His tendency to wax and wane, even when he was at the controls with Harden on the bench, is something Doc Rivers acknowledged after the game.
“We have James, who’s a great ball handler, and Tyrese a lot of times just kind of goes away,” Rivers said. “And I told them all, we’ve got to make a conscious effort — that can’t happen. We can’t get let him go away; he’s too important to our team.”
He certainly couldn’t have picked a better time to finally get going. With the Heat chipping away at the Sixers’ lead, even managing to tie the game towards the tail-end of the third quarter, Maxey hit a huge straightaway three and followed it up with a steal and finish to push the lead back up to five.
The fourth quarter was when he truly found his groove. He hit all four of his threes, nailed a tough runner off one leg, added two more assists, and pulled off quite possibly one of the best plays of the season:
Tyrese Maxey's hustle to sprint back, get the steal, and make this recovery pass was absolutely ridiculous. pic.twitter.com/ohwiGrUHCz— Tom West (@TomWestNBA) May 7, 2022
Quick side-note: besides Embiid, no one can get the people going like Maxey with the pure joy and effort he plays with. If Embiid is the people’s champ, Maxey is a close runner-up.
By the time the dust settled, the Sixers rode the momentum of Maxey’s quarter-long heater to what ended up being a comfortable margin of victory. 14 points on 5 of 5 shooting in one quarter to close out a tough opponent isn’t too shabby.
Maxey being capable of going full takeover mode in a game’s most important moments is nothing new. There are plenty of examples to choose from. Just to name a few: the Sixers’ overtime victory against the Grizzlies without Joel Embiid, their shorthanded win against the Heat without Embiid and Harden, and even their Game 1 victory against the Raptors when he led the way with 38 points to put Toronto away for good.
“It’s what he’s been doing all year, and he’s not a kid that lacks confidence at all,” Danny Green said. “We need him to continue to be that and continue to do that. He knows it’s his show out there when James is not on the floor with Jo. Even when they are on the floor, we need him to be aggressive.”

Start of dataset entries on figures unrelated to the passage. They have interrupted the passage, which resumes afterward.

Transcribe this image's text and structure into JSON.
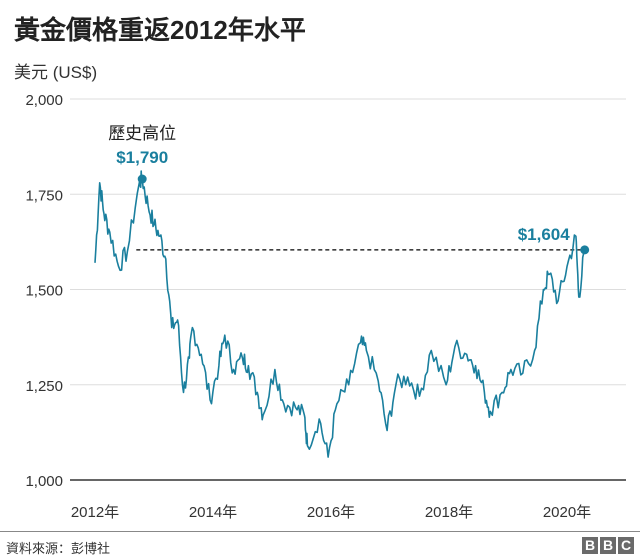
{
  "chart_data": {
    "type": "line",
    "title": "黃金價格重返2012年水平",
    "ylabel": "美元 (US$)",
    "xlabel": "",
    "ylim": [
      1000,
      2000
    ],
    "yticks": [
      1000,
      1250,
      1500,
      1750,
      2000
    ],
    "ytick_labels": [
      "1,000",
      "1,250",
      "1,500",
      "1,750",
      "2,000"
    ],
    "xlim": [
      2011.6,
      2021.0
    ],
    "xticks": [
      2012,
      2014,
      2016,
      2018,
      2020
    ],
    "xtick_labels": [
      "2012年",
      "2014年",
      "2016年",
      "2018年",
      "2020年"
    ],
    "grid": true,
    "color": "#1a7f9e",
    "series": [
      {
        "name": "黃金價格",
        "x": [
          2012.0,
          2012.08,
          2012.15,
          2012.25,
          2012.4,
          2012.55,
          2012.75,
          2012.8,
          2012.9,
          2013.0,
          2013.1,
          2013.2,
          2013.3,
          2013.4,
          2013.5,
          2013.6,
          2013.65,
          2013.8,
          2013.95,
          2014.1,
          2014.2,
          2014.35,
          2014.5,
          2014.6,
          2014.75,
          2014.85,
          2015.05,
          2015.2,
          2015.4,
          2015.55,
          2015.6,
          2015.8,
          2015.95,
          2016.1,
          2016.3,
          2016.5,
          2016.6,
          2016.8,
          2016.95,
          2017.1,
          2017.3,
          2017.5,
          2017.7,
          2017.95,
          2018.1,
          2018.3,
          2018.45,
          2018.6,
          2018.7,
          2018.9,
          2019.05,
          2019.25,
          2019.45,
          2019.6,
          2019.7,
          2019.85,
          2020.0,
          2020.15,
          2020.2,
          2020.3
        ],
        "y": [
          1570,
          1780,
          1700,
          1650,
          1560,
          1600,
          1780,
          1790,
          1720,
          1670,
          1640,
          1580,
          1400,
          1420,
          1230,
          1320,
          1400,
          1330,
          1210,
          1300,
          1380,
          1290,
          1320,
          1300,
          1230,
          1170,
          1290,
          1200,
          1190,
          1170,
          1090,
          1160,
          1060,
          1200,
          1250,
          1360,
          1340,
          1260,
          1130,
          1250,
          1270,
          1220,
          1340,
          1250,
          1350,
          1330,
          1300,
          1230,
          1180,
          1230,
          1290,
          1280,
          1340,
          1500,
          1540,
          1470,
          1560,
          1640,
          1480,
          1604
        ]
      }
    ],
    "annotations": [
      {
        "label": "歷史高位",
        "value_label": "$1,790",
        "x": 2012.8,
        "y": 1790
      },
      {
        "value_label": "$1,604",
        "x": 2020.3,
        "y": 1604
      }
    ],
    "reference_line": {
      "y": 1604,
      "from_x": 2012.7,
      "to_x": 2020.3,
      "style": "dashed"
    }
  },
  "footer": {
    "source": "資料來源：彭博社",
    "logo": [
      "B",
      "B",
      "C"
    ]
  }
}
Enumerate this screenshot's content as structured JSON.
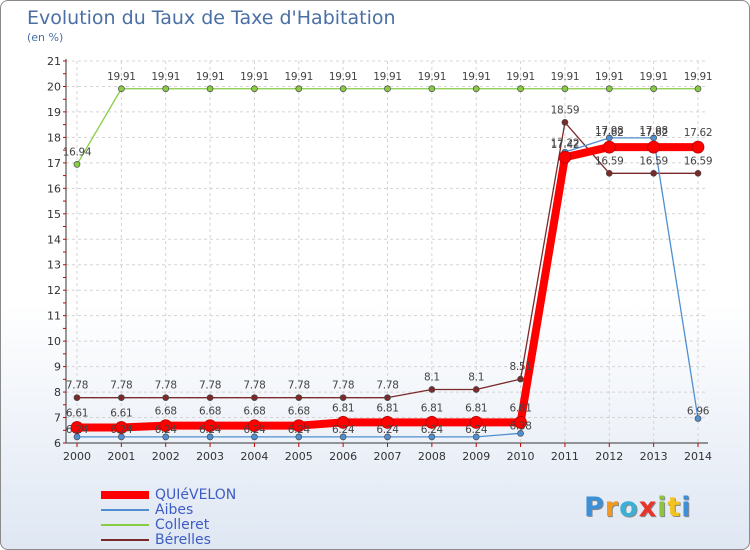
{
  "title": "Evolution du Taux de Taxe d'Habitation",
  "subtitle": "(en %)",
  "logo_text": "Proxiti",
  "chart_data": {
    "type": "line",
    "title": "Evolution du Taux de Taxe d'Habitation",
    "ylabel": "(en %)",
    "xlabel": "",
    "ylim": [
      6,
      21
    ],
    "yticks": [
      "6",
      "7",
      "8",
      "9",
      "10",
      "11",
      "12",
      "13",
      "14",
      "15",
      "16",
      "17",
      "18",
      "19",
      "20",
      "21"
    ],
    "categories": [
      "2000",
      "2001",
      "2002",
      "2003",
      "2004",
      "2005",
      "2006",
      "2007",
      "2008",
      "2009",
      "2010",
      "2011",
      "2012",
      "2013",
      "2014"
    ],
    "grid": true,
    "legend": "bottom-left",
    "series": [
      {
        "name": "QUIéVELON",
        "color": "#ff0000",
        "values": [
          6.61,
          6.61,
          6.68,
          6.68,
          6.68,
          6.68,
          6.81,
          6.81,
          6.81,
          6.81,
          6.81,
          17.22,
          17.62,
          17.62,
          17.62
        ],
        "labels": [
          "6.61",
          "6.61",
          "6.68",
          "6.68",
          "6.68",
          "6.68",
          "6.81",
          "6.81",
          "6.81",
          "6.81",
          "6.81",
          "17.22",
          "17.62",
          "17.62",
          "17.62"
        ]
      },
      {
        "name": "Aibes",
        "color": "#4f8fd1",
        "values": [
          6.24,
          6.24,
          6.24,
          6.24,
          6.24,
          6.24,
          6.24,
          6.24,
          6.24,
          6.24,
          6.38,
          17.42,
          17.98,
          17.98,
          6.96
        ],
        "labels": [
          "6.24",
          "6.24",
          "6.24",
          "6.24",
          "6.24",
          "6.24",
          "6.24",
          "6.24",
          "6.24",
          "6.24",
          "6.38",
          "17.42",
          "17.98",
          "17.98",
          "6.96"
        ]
      },
      {
        "name": "Colleret",
        "color": "#88cc44",
        "values": [
          16.94,
          19.91,
          19.91,
          19.91,
          19.91,
          19.91,
          19.91,
          19.91,
          19.91,
          19.91,
          19.91,
          19.91,
          19.91,
          19.91,
          19.91
        ],
        "labels": [
          "16.94",
          "19.91",
          "19.91",
          "19.91",
          "19.91",
          "19.91",
          "19.91",
          "19.91",
          "19.91",
          "19.91",
          "19.91",
          "19.91",
          "19.91",
          "19.91",
          "19.91"
        ]
      },
      {
        "name": "Bérelles",
        "color": "#7a2a2a",
        "values": [
          7.78,
          7.78,
          7.78,
          7.78,
          7.78,
          7.78,
          7.78,
          7.78,
          8.1,
          8.1,
          8.51,
          18.59,
          16.59,
          16.59,
          16.59
        ],
        "labels": [
          "7.78",
          "7.78",
          "7.78",
          "7.78",
          "7.78",
          "7.78",
          "7.78",
          "7.78",
          "8.1",
          "8.1",
          "8.51",
          "18.59",
          "16.59",
          "16.59",
          "16.59"
        ]
      }
    ]
  }
}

It’s a gear the Sixers will always surely embrace to the fullest. With Harden settling into his role as lead facilitator and Embiid still clearly getting back into the swing of things after his extended absence, these Sixers need instant offense in any shape or form. Getting just that out of Maxey, preferably for a full 48 minutes, is imperative if they want to extend their playoff run.
While it’s probably premature to call him a closer, he’s shown to be more than capable of delivering in some massive moments when his number is called.